The BBC gets to grips with robot cameras

This week’s links:

  • Pete Phillips of Durham’s CODEC Research Centre for Digital Theology speaks on Transhumanism for Premier Radio (in Nov): “We are all cyborgs already. We are all transhuman already.”
  • The BBC’s Jane Wakefield writes about a Swedish implant party: “People bond over the experience and start asking questions about what it means to be a man and machine.”
  • Redditors discuss whether to refer to themselves as futurists or transhumanists when asked whether they have a religion: “I don’t call myself a futurist because the name is kind of silly imo.”
  • The Independent reports that the BBC’s robot cameras continue to wind up presenters, as Martine Croxhall said in one forced voice-over: “If I sidle in you can pretend you haven’t noticed.”

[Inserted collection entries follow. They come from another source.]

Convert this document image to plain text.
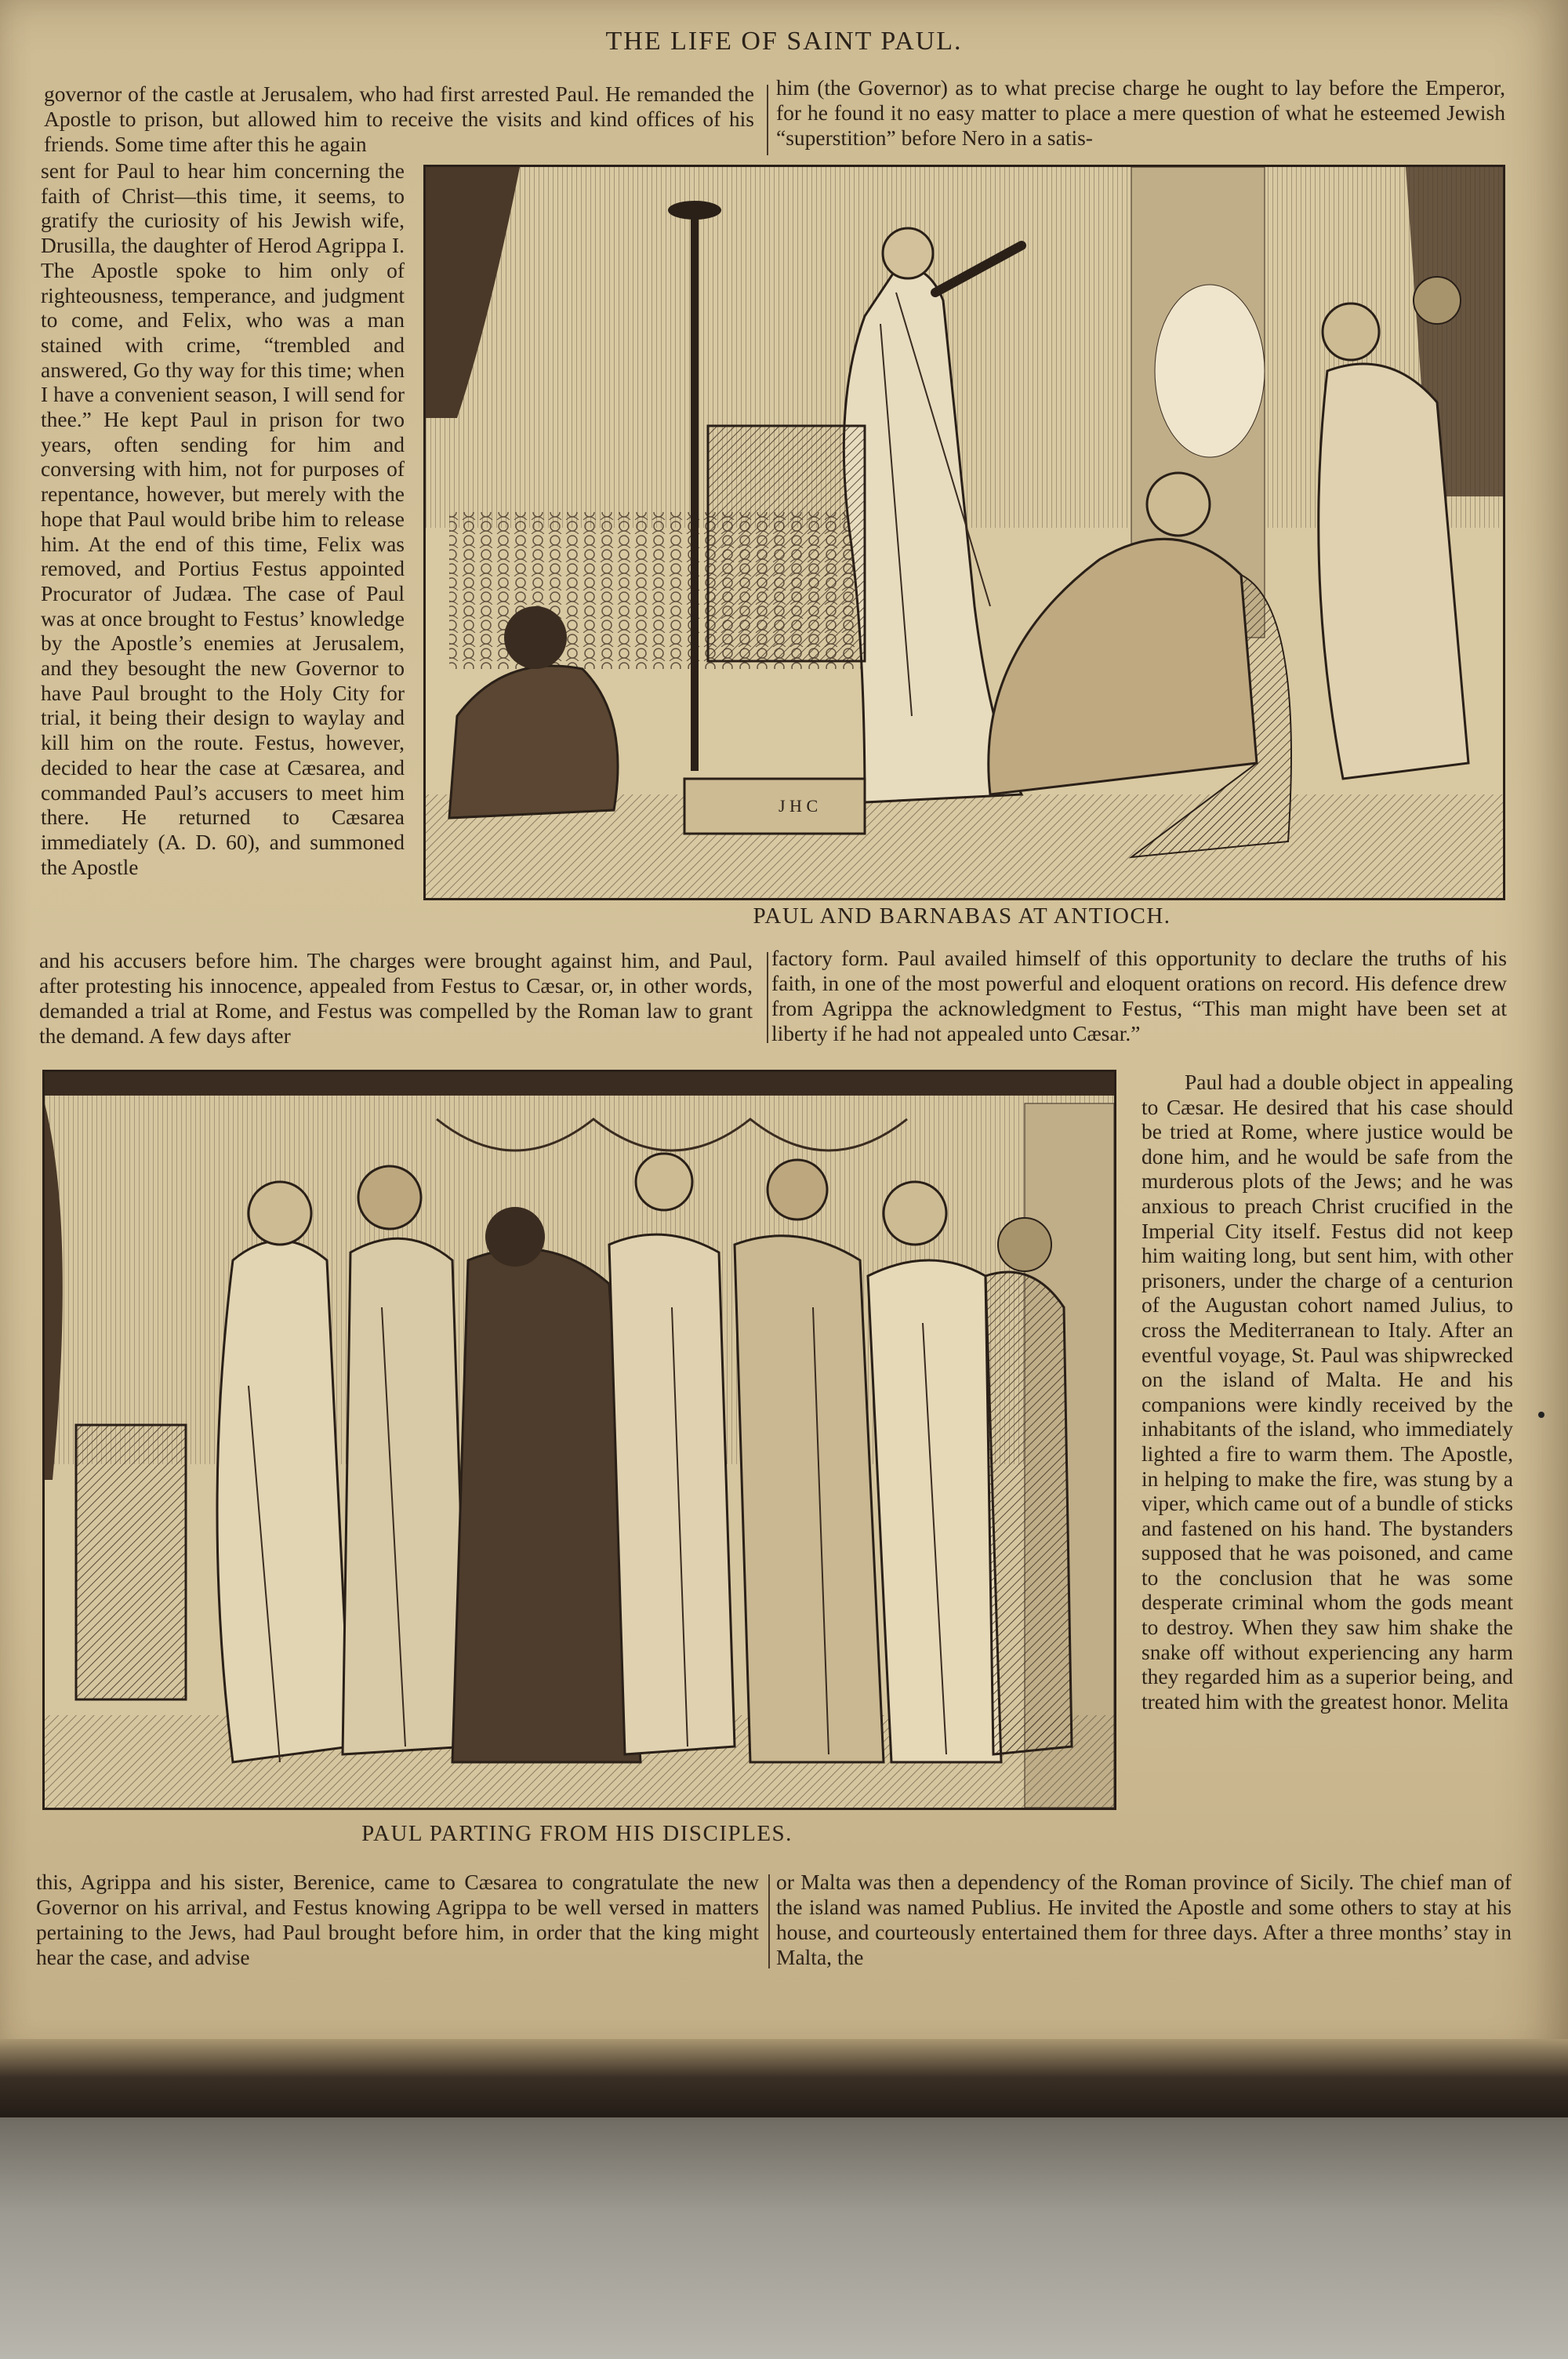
THE LIFE OF SAINT PAUL.
governor of the castle at Jerusalem, who had first arrested Paul. He remanded the Apostle to prison, but allowed him to receive the visits and kind offices of his friends. Some time after this he again
him (the Governor) as to what precise charge he ought to lay before the Emperor, for he found it no easy matter to place a mere question of what he esteemed Jewish “superstition” before Nero in a satis-
sent for Paul to hear him concerning the faith of Christ—this time, it seems, to gratify the curiosity of his Jewish wife, Drusilla, the daughter of Herod Agrippa I. The Apostle spoke to him only of righteousness, temperance, and judgment to come, and Felix, who was a man stained with crime, “trembled and answered, Go thy way for this time; when I have a convenient season, I will send for thee.” He kept Paul in prison for two years, often sending for him and conversing with him, not for purposes of repentance, however, but merely with the hope that Paul would bribe him to release him. At the end of this time, Felix was removed, and Portius Festus appointed Procurator of Judæa. The case of Paul was at once brought to Festus’ knowledge by the Apostle’s enemies at Jerusalem, and they besought the new Governor to have Paul brought to the Holy City for trial, it being their design to waylay and kill him on the route. Festus, however, decided to hear the case at Cæsarea, and commanded Paul’s accusers to meet him there. He returned to Cæsarea immediately (A. D. 60), and summoned the Apostle
J H C
PAUL AND BARNABAS AT ANTIOCH.
and his accusers before him. The charges were brought against him, and Paul, after protesting his innocence, appealed from Festus to Cæsar, or, in other words, demanded a trial at Rome, and Festus was compelled by the Roman law to grant the demand. A few days after
factory form. Paul availed himself of this opportunity to declare the truths of his faith, in one of the most powerful and eloquent orations on record. His defence drew from Agrippa the acknowledgment to Festus, “This man might have been set at liberty if he had not appealed unto Cæsar.”
PAUL PARTING FROM HIS DISCIPLES.
Paul had a double object in appealing to Cæsar. He desired that his case should be tried at Rome, where justice would be done him, and he would be safe from the murderous plots of the Jews; and he was anxious to preach Christ crucified in the Imperial City itself. Festus did not keep him waiting long, but sent him, with other prisoners, under the charge of a centurion of the Augustan cohort named Julius, to cross the Mediterranean to Italy. After an eventful voyage, St. Paul was shipwrecked on the island of Malta. He and his companions were kindly received by the inhabitants of the island, who immediately lighted a fire to warm them. The Apostle, in helping to make the fire, was stung by a viper, which came out of a bundle of sticks and fastened on his hand. The bystanders supposed that he was poisoned, and came to the conclusion that he was some desperate criminal whom the gods meant to destroy. When they saw him shake the snake off without experiencing any harm they regarded him as a superior being, and treated him with the greatest honor. Melita
this, Agrippa and his sister, Berenice, came to Cæsarea to congratulate the new Governor on his arrival, and Festus knowing Agrippa to be well versed in matters pertaining to the Jews, had Paul brought before him, in order that the king might hear the case, and advise
or Malta was then a dependency of the Roman province of Sicily. The chief man of the island was named Publius. He invited the Apostle and some others to stay at his house, and courteously entertained them for three days. After a three months’ stay in Malta, the
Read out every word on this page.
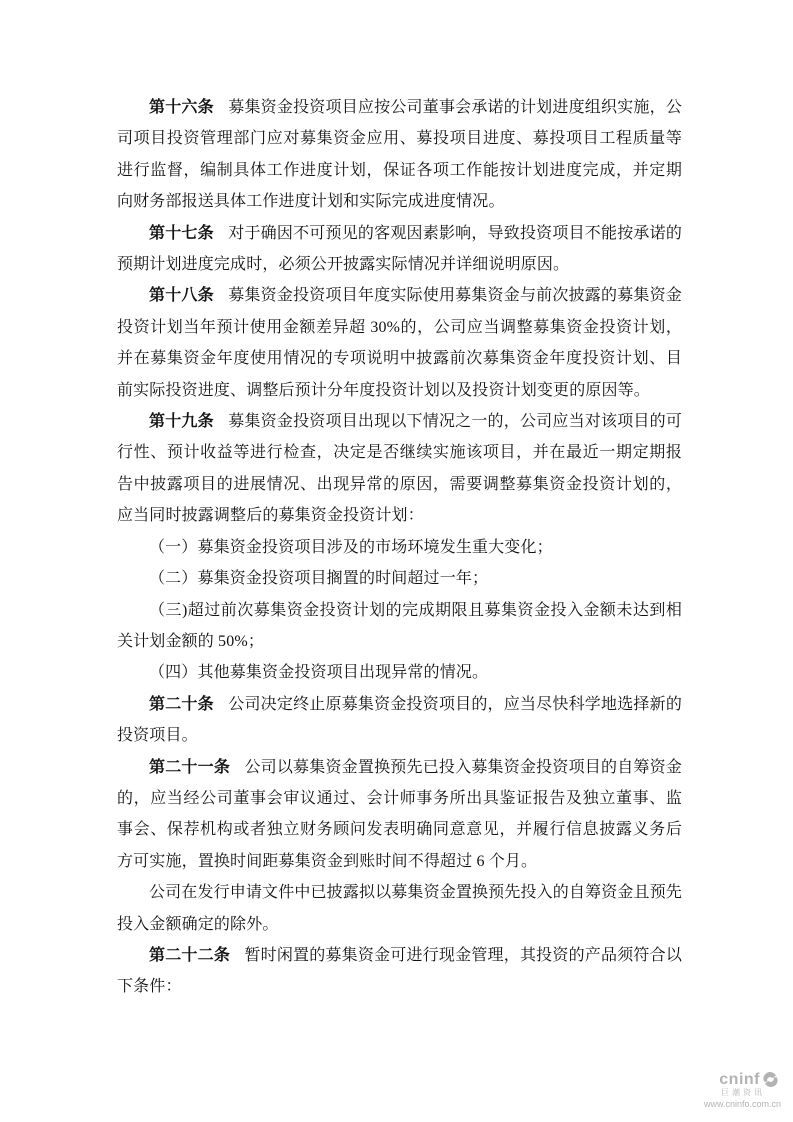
第十六条 募集资金投资项目应按公司董事会承诺的计划进度组织实施，公司项目投资管理部门应对募集资金应用、募投项目进度、募投项目工程质量等进行监督，编制具体工作进度计划，保证各项工作能按计划进度完成，并定期向财务部报送具体工作进度计划和实际完成进度情况。

第十七条 对于确因不可预见的客观因素影响，导致投资项目不能按承诺的预期计划进度完成时，必须公开披露实际情况并详细说明原因。

第十八条 募集资金投资项目年度实际使用募集资金与前次披露的募集资金投资计划当年预计使用金额差异超 30%的，公司应当调整募集资金投资计划，并在募集资金年度使用情况的专项说明中披露前次募集资金年度投资计划、目前实际投资进度、调整后预计分年度投资计划以及投资计划变更的原因等。

第十九条 募集资金投资项目出现以下情况之一的，公司应当对该项目的可行性、预计收益等进行检查，决定是否继续实施该项目，并在最近一期定期报告中披露项目的进展情况、出现异常的原因，需要调整募集资金投资计划的，应当同时披露调整后的募集资金投资计划：

（一）募集资金投资项目涉及的市场环境发生重大变化；

（二）募集资金投资项目搁置的时间超过一年；

（三)超过前次募集资金投资计划的完成期限且募集资金投入金额未达到相关计划金额的 50%；

（四）其他募集资金投资项目出现异常的情况。

第二十条 公司决定终止原募集资金投资项目的，应当尽快科学地选择新的投资项目。

第二十一条 公司以募集资金置换预先已投入募集资金投资项目的自筹资金的，应当经公司董事会审议通过、会计师事务所出具鉴证报告及独立董事、监事会、保荐机构或者独立财务顾问发表明确同意意见，并履行信息披露义务后方可实施，置换时间距募集资金到账时间不得超过 6 个月。

公司在发行申请文件中已披露拟以募集资金置换预先投入的自筹资金且预先投入金额确定的除外。

第二十二条 暂时闲置的募集资金可进行现金管理，其投资的产品须符合以下条件：

cninf
巨潮资讯
www.cninfo.com.cn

  • Wired reports that Google is replacing Captchas with algorithms that distinguish between people and machines, including detecting tiny movements that happen when people move their mouse
  • Sandor Veres of Sheffield writes on The Conversation about a new ESRC-funded project that will “examine how to formally verify and ultimately legally certify robots’ decision-making processes”
  • The Guardian re-posted an article from December 1981“Robot kills factory worker: The accident was the first of its kind in Japan, a nation which has the largest robot workforce in the world”
  • The BBC’s Padraig Belton writes about robots in retail: “robots on the shop floor could bring back the personal service while shopping we associate more with the past, than the future.”